Liquiritin is one of the main ingredients in licorice, which has been demonstrated to have extensive pharmacological activities, such as antitumor, antioxidation, anti-inflammation and protective effects on the heart and brain12. For instance, Zhao et al.13 found in their research that liquiritin can effectively prevent and treat Escherichia coli related tumors by inhibiting the polarization of M2 macrophages. Denzer et al.14 has proven in their experiment that liquiritin can improve mitochondrial function in an oxidative/nitrosative stress cell model. While in our study, after treating ACLF rats with liquiritin supplement, there were alleviated pathological damage of liver tissue, significantly reduced levels of serum AST, ALT, TBil, endotoxin, IL-6, IL-8 and TNF-α and obviously increased level of PA in rat serum. Moreover, an improvement in the therapeutic effect was observed with the increase in dosage. All these findings indicate that liquiritin can reduce the level of inflammation in ACLF rats, improve liver injury, enhance liver function and strengthen the inactivation ability of the liver to endotoxin.
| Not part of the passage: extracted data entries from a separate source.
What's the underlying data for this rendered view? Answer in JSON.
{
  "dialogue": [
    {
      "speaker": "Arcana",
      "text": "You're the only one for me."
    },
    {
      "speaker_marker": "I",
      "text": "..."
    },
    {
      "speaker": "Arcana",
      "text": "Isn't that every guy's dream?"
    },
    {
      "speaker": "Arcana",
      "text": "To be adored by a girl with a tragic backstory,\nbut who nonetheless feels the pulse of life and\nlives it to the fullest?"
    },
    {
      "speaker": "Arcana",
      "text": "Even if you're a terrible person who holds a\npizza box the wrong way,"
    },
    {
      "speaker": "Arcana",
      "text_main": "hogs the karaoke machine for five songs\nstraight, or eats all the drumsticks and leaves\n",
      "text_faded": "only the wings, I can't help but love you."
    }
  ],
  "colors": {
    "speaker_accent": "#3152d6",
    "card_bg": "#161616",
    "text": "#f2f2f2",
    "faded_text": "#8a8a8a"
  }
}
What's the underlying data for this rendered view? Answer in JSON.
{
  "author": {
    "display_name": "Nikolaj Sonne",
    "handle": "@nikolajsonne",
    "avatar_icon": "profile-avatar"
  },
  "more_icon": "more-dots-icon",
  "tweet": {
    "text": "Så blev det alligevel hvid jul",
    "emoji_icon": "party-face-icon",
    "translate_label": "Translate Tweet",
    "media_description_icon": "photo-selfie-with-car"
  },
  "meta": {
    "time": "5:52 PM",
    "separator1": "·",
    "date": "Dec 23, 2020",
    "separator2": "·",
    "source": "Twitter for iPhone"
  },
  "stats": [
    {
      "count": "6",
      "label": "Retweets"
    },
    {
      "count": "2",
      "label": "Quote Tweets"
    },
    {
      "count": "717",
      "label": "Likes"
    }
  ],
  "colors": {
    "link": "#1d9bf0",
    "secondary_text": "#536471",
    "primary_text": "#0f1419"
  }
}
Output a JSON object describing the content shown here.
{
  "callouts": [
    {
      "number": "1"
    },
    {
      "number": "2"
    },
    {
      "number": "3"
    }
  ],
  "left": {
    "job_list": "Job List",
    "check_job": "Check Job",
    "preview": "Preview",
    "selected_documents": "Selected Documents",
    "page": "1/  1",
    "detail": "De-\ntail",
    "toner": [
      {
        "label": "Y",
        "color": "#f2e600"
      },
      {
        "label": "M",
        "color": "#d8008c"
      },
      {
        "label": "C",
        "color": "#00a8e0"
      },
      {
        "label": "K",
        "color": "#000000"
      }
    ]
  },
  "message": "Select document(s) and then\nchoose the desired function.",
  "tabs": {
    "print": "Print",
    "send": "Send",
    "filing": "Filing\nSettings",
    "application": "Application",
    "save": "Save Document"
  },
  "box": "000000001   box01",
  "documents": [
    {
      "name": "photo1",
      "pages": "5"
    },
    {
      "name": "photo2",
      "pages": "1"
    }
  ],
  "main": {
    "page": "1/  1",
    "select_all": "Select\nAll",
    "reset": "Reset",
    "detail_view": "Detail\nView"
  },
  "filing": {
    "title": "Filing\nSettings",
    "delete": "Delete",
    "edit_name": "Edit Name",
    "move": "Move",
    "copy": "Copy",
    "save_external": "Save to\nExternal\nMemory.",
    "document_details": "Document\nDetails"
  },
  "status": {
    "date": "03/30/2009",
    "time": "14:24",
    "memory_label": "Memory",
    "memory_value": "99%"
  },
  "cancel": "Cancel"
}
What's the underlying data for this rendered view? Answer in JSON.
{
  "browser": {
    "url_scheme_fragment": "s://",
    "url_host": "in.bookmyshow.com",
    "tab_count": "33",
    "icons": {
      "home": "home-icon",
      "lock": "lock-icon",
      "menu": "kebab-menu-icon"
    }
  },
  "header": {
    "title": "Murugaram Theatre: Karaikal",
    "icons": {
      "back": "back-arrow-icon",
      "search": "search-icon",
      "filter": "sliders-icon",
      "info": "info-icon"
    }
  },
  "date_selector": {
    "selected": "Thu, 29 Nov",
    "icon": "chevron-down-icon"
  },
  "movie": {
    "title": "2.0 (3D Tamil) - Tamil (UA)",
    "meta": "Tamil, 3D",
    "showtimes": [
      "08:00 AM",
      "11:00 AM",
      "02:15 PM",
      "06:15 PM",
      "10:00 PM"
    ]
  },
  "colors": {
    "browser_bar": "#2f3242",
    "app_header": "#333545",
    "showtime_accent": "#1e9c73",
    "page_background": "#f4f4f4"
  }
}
Furthermore, TLR4/NF-κB is an important signaling pathway to induce an inflammatory response. Inhibiting its activation has been discovered to inhibit liver fibrosis and hence improve liver function15-17. Du et al.18 have reported that the mechanism of Kaempferol protecting hepatocytes from the hepatotoxicity of Acetaminophen can be explained by the inhibition of the TLR4/NF-κB signaling pathway. In the present study, TLR4 and NF-κB p-p(65)/NF-κB p65 protein expressions were significantly upregulated in the liver tissue of rats from the model group when compared with those in the normal group. It may suggested that TLR4/NF-κB signaling pathway may be involved in the pathological changes and cell apoptosis of liver tissue in ACLF rats. Significantly, with liquiritin supplement, the protein expressions of TLR4 and p-NF-κB(p65)/NF-κB(p65) decreased significantly in the liver tissue of ACLF rats. Accordingly, the mechanism of liquiritin improving ACLF liver injury may be attributed partially to the inhibition of the TLR4/NF-κB signal pathway.
CONCLUSION
To sum up, liquiritin can improve liver injury, reduce inflammatory response and hepatocyte apoptosis and improve liver function in ACLF rats. Findings in this research revealed that its mechanism may be associated with the inhibition of the TLR4/NF-κB signaling pathway.
SIGNIFICANCE STATEMENT
Acute chronic liver failure (ACLF) can cause multiple organ failure, however, the treatment drugs were limited, natural drug extracts are safe and useful in some disease treatments. Liquiritin is a triterpene saponin extracted from the root of Glycyrrhiza uralensis. Our present study could support liquiritin treatment effects in ACLF.